En todos estos supuestos puede haber responsabilidad contractual, responsabilidad frente a consumidores e incluso indicios de delito en los casos más graves. Y eso abre la puerta a reclamar la reparación, la devolución parcial o total del dinero pagado y la indemnización por los perjuicios sufridos.
Instalaciones Con Defectos Vs. Instalaciones Sin Legalizar
Es importante distinguir dos grandes bloques de problemas:
1. Instalaciones con defectos de ejecución o de rendimiento
Son aquellas en las que sí se ha hecho una obra, pero:
- Se ha calculado mal la potencia necesaria.
- Se han dejado sombras evidentes sobre los paneles.
- El inversor es insuficiente.
- La instalación no cumple los estándares de seguridad.
- La producción real, durante meses, se queda muy alejada de la previsión.
Aquí hablamos de cumplimiento defectuoso del contrato. No se trata de que no te hayan instalado nada, sino de que lo que te han montado no sirve para el fin para el que contrataste: ahorrar energía de forma segura y dentro de unos parámetros razonables.
2. Instalaciones sin legalizar o “a medias”
Ocurre cuando la empresa coloca paneles en el tejado, pero no completa los trámites administrativos y técnicos imprescindibles:
- Falta el certificado de instalación eléctrica o boletín.

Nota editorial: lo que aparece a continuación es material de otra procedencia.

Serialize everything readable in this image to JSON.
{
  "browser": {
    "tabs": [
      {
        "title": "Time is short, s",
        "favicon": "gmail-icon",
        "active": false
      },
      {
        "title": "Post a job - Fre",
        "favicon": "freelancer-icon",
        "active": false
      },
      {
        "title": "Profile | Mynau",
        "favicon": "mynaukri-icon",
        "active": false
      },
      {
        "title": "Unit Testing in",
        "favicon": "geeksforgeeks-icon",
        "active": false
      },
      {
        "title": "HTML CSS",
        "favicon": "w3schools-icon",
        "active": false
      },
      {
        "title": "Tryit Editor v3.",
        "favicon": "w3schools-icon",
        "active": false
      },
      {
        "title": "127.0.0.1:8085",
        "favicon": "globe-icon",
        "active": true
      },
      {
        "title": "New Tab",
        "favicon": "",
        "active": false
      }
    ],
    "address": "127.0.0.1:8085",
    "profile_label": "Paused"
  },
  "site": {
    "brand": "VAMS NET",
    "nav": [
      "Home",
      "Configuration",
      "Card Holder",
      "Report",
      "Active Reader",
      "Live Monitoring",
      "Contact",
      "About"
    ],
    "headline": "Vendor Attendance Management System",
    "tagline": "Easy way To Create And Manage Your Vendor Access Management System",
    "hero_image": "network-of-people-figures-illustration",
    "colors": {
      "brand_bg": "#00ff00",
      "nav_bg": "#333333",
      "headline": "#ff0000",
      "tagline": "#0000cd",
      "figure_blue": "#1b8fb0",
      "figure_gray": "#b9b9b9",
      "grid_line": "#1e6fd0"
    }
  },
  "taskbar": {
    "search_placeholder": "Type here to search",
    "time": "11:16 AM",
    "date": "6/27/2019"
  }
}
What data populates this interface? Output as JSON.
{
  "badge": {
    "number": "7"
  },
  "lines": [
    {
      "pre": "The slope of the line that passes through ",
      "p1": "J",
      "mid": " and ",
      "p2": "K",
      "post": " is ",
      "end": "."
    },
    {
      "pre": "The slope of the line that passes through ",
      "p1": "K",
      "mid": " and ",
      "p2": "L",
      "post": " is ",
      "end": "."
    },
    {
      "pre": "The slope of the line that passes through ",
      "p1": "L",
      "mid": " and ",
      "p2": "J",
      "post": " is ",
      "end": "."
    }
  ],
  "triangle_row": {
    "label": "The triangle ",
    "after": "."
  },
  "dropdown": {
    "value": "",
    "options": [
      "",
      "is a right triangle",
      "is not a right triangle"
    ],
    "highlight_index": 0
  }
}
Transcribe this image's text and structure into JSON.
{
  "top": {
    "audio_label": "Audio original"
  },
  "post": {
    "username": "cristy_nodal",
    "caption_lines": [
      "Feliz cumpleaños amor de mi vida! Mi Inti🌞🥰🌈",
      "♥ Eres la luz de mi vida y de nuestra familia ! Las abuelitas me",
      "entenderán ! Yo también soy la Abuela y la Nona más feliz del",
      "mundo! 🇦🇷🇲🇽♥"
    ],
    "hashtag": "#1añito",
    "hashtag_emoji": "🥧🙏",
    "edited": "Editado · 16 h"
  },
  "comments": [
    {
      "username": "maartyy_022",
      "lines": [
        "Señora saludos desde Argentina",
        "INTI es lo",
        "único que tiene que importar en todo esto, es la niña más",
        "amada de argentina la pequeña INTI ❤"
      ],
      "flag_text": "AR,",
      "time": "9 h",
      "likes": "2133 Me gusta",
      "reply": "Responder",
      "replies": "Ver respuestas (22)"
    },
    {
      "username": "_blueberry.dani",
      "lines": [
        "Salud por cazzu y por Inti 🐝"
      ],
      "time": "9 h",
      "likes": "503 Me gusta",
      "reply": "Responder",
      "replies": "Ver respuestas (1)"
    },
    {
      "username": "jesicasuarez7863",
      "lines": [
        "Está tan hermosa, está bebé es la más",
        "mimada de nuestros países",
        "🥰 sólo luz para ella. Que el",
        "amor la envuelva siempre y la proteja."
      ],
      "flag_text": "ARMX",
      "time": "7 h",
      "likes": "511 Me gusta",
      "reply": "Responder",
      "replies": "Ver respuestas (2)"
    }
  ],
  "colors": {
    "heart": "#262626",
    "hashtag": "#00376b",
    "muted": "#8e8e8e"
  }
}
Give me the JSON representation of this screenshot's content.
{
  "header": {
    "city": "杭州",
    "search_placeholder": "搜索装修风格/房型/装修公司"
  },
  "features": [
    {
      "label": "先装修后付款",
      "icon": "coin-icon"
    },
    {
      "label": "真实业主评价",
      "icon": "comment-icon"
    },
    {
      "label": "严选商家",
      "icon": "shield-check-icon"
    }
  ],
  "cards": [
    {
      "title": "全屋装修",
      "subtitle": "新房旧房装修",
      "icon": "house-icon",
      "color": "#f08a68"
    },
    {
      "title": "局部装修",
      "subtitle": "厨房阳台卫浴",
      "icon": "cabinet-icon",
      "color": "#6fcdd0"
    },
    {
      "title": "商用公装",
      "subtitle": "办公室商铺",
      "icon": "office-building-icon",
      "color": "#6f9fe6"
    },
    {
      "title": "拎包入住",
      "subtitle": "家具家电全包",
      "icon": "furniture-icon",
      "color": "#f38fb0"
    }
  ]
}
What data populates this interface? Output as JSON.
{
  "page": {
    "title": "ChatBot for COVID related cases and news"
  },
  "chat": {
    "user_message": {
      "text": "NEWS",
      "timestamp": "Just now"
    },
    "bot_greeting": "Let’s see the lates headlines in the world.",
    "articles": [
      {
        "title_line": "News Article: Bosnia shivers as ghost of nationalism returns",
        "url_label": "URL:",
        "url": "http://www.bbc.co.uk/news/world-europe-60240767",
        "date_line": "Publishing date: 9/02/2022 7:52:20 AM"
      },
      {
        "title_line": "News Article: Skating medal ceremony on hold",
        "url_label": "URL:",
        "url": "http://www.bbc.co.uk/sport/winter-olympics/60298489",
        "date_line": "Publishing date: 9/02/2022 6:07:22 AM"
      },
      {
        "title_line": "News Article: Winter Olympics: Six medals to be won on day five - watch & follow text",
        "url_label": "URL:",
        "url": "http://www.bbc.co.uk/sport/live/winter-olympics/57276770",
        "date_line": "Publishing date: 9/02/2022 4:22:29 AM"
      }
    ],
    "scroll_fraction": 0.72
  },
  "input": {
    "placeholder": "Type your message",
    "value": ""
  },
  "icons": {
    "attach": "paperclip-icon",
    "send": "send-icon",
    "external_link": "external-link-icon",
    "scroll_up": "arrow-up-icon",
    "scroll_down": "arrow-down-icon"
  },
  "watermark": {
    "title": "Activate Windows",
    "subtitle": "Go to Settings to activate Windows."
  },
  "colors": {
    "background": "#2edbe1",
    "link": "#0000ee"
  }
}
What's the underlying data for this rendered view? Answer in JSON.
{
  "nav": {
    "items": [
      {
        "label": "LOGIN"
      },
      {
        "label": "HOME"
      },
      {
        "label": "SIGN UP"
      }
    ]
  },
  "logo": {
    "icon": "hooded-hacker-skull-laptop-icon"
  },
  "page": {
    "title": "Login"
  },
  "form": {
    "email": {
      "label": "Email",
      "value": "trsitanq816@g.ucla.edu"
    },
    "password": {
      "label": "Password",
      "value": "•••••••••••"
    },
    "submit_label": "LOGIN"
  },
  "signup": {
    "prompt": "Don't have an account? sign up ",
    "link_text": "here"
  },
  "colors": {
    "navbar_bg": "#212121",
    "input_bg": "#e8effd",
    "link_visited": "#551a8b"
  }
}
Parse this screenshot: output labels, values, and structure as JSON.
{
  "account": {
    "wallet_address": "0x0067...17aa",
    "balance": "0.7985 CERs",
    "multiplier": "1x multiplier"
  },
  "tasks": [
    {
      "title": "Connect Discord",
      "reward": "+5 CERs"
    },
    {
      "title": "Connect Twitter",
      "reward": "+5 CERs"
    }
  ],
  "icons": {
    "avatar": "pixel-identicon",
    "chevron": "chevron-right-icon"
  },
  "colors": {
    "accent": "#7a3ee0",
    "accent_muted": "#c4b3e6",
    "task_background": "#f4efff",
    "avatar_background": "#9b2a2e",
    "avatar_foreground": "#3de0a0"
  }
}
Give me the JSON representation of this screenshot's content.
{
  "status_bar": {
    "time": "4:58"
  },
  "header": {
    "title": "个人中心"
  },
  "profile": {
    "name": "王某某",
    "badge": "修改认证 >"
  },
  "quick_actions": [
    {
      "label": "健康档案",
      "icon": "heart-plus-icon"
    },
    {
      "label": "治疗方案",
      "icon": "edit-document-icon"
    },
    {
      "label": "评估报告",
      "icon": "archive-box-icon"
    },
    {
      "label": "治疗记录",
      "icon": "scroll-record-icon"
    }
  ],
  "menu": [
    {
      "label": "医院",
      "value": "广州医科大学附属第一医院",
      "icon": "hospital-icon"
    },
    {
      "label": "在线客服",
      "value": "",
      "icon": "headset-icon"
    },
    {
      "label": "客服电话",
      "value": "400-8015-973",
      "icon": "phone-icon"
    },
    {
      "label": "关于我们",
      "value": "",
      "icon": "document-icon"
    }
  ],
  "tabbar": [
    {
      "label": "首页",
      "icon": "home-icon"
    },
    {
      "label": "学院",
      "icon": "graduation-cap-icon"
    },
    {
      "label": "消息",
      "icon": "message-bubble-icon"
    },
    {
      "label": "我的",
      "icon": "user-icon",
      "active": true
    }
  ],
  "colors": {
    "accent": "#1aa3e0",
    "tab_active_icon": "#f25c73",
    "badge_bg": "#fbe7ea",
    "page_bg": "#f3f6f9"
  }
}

- No se ha registrado el autoconsumo en la distribuidora.
- No se ha tramitado el contrato de compensación de excedentes.
- No se ha comunicado la instalación al ayuntamiento o a la comunidad autónoma, según exija la normativa.
Consecuencias prácticas:
- No recibes compensación por la energía que viertes a la red.
- Puedes tener problemas en caso de inspección o incidencia.
- Si quieres vender la vivienda o regularizarla, descubres que la instalación es un quebradero de cabeza.
- En ocasiones, te exigen desmontar o modificar la obra para ajustarla a la norma.
En este segundo bloque, muchas veces el cliente descubre el problema años después, cuando intenta cambiar de comercializadora, revisar la potencia contratada o solicitar información sobre la compensación de excedentes y le dicen que su instalación “no existe” para la compañía.
Consecuencias Jurídicas Del Fraude Solar
Cuando una instalación está mal ejecutada o no se ha legalizado correctamente, las consecuencias jurídicas pueden ser muy serias para la empresa instaladora, y eso es precisamente lo que permite reclamar con fuerza:
- Responsabilidad por falta de conformidad en contratos con consumidores: el sistema no se ajusta a lo que se prometió ni a lo que un usuario medio puede esperar.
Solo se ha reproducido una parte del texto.